Son Mektup
Habersiz gittiğin günden beri yazmak istedim sana. Bir ara aslında “tamam, yazacağım şimdi,” demiştim de içimden gelenleri ama kâğıda dökememiştim. Şimdi, hazır olduğum için başlıyorum arkadaşım. Her zaman derdin ya “sende bir gün seversin, beni o zaman anlarsın,” diye, oldu. Sanırım yani oldu. Aslında pek emin değilim ne olduğundan arkadaşım. Sadece… Sadece bir istek var içimden gelen. Konuşması, sesi ve davranışlarını görmen lazım. Sana göstermem lazımdı onu, arkadaşım. Gitmeseydin görürdün ve sende bana hak verirdin belki.
Güle güle arkadaşım
İzin isteyerek gitmediğin için sana hala kızgınım. Gerçi şu an geri dönüp karşıma çıksan yine sarılır, hasret giderirdim. Hasret çektiğim için zaten kızıyorum ya! Güzel bir iş sahibi olduğumu filan göremeyeceksin. Ne kadar zengin olduğuma hayret etmeni isterdim. En kötüsü de evlendiğimi göremeyeceksin. Bak, en çok senin görmeni isterdim düğünümü. “Karşılıklı oynayacağımıza söz veriyorum,” dediğin gün geldi aklıma. Ben asla oynamam, biliyorsun. Ama sen çok ısrar etmiştin o gün. Belki düğünüme gelebilsen oynardık karşılıklı. Sen gelmezsen zaten kimse kaldıramaz beni masadan. Herkese o gün bile somurtkan yüzle bakarım, davranışlarımdan belli ederim senin yokluğunu. O gün ve her gün seninle çok eğlenecektik. Sırtımı sana dayayıp istediğimi yapabilecektim. Her zaman yanımdaki omuz sen olacaktın.
Arkadaşa serzeniş
Hayal etsene düğünü arkadaşım. Garip bir tarzda oynadığımı düşün. Kesin hemen dayanamayıp “edebiyatçı adam oynamasını da bilmiyor,” derdin. Bilmiyorum oğlum işte… Oynamasını öğrenmeden gelmişim bu yaşıma, sana mı soracağım, diye cevap verirdim. Sende sırıtarak, “Kitap okuyup devamlı yazacağına biraz düğünün için oynamasını öğrenseydin,” derdin kesin.
Arkadaşıma notlar
Bir de unutmadan diyeyim hala aynıyım ben, arkadaşım. Yine bakımsız, yine bohem hayatım sürüyor. Sana rağmen devam ettirdiğim hayatımın bir ömür boyu sürmesi dileğiyle. Kimseye göre giyinmiyorum ya da düzeltmiyorum eksik yönlerimi. Herkese eşit mesafede hala kardeşin. Konuşma özürlü halim bazen kendisini gösteriyor. Karşımdaki kişilere tam bir şey anlatmak istiyorum, sonra biraz düşünüyorum. Şimdi, anlatacağım şeyden dolayı hayatımda ne değişecek? Neden buna ihtiyaç duydum ki diyorum.

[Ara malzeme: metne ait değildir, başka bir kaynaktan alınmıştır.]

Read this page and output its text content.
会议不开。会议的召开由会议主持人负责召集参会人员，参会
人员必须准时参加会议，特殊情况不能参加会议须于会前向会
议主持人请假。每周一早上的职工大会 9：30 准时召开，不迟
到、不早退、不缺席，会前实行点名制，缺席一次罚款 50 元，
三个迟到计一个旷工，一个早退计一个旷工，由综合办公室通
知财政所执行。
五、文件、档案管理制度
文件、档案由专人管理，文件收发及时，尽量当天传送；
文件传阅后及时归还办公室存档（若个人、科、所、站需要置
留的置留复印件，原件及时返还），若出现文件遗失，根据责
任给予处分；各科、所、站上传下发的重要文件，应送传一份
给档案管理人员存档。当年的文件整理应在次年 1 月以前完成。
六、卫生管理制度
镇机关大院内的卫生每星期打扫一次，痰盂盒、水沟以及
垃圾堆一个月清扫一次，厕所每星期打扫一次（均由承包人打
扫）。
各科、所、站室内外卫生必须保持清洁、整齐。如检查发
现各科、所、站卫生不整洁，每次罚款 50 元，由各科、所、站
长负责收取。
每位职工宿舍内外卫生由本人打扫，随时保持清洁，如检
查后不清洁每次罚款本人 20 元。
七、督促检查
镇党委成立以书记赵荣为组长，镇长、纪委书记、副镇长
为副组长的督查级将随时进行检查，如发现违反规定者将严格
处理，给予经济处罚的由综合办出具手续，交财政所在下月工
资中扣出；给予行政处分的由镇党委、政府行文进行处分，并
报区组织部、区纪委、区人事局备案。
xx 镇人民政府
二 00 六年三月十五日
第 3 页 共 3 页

Söyle bana arkadaşım, anlat bana
Vazgeçiyorum anlatmaktan ve artık istemiyorum konuşmak. Sen olsaydın yanımda ve yine vazgeçseydim anlatmaktan neler derdin, kim bilir! Bir daha böyle yapma lan bana edebiyatçı, diye bağırmak gelirdi içinden kesin. Ama sen yine tutardın kendini. Her zaman tuttun içindekileri. Anlatmaktan sende kaçtın aslında. Sevdiklerini ya da hissettiklerini boş verip özlediğin kişinin peşinden gittin sende yalnızlığa. O kadar da gitme dedim sana ama… Sen gittiğine göre demek ki ben yeterince istememişim kalmanı. Belki de içimden ister istemez “git” demişimdir sana. Sen bunu anlardın çünkü.
Neden arkadaşım
O yüzden mi gittin gerçekten? Ben sana git demeye çalıştığım için mi bıraktın bizi? Bizsiz kalmak mıydı derdin ya da siz olmadan da yaşarım dediğin için mi? Ne olduğunu ve senin nasıl olduğunu merak etmiyor insanlar artık. Herkesin aklından tamamen çıktın. Benim aklımı mı soruyorsun şimdi de? Benim aklım… Neyse yere düştü kalemim ve gözyaşlarım değdi kâğıda… Bana müsaade…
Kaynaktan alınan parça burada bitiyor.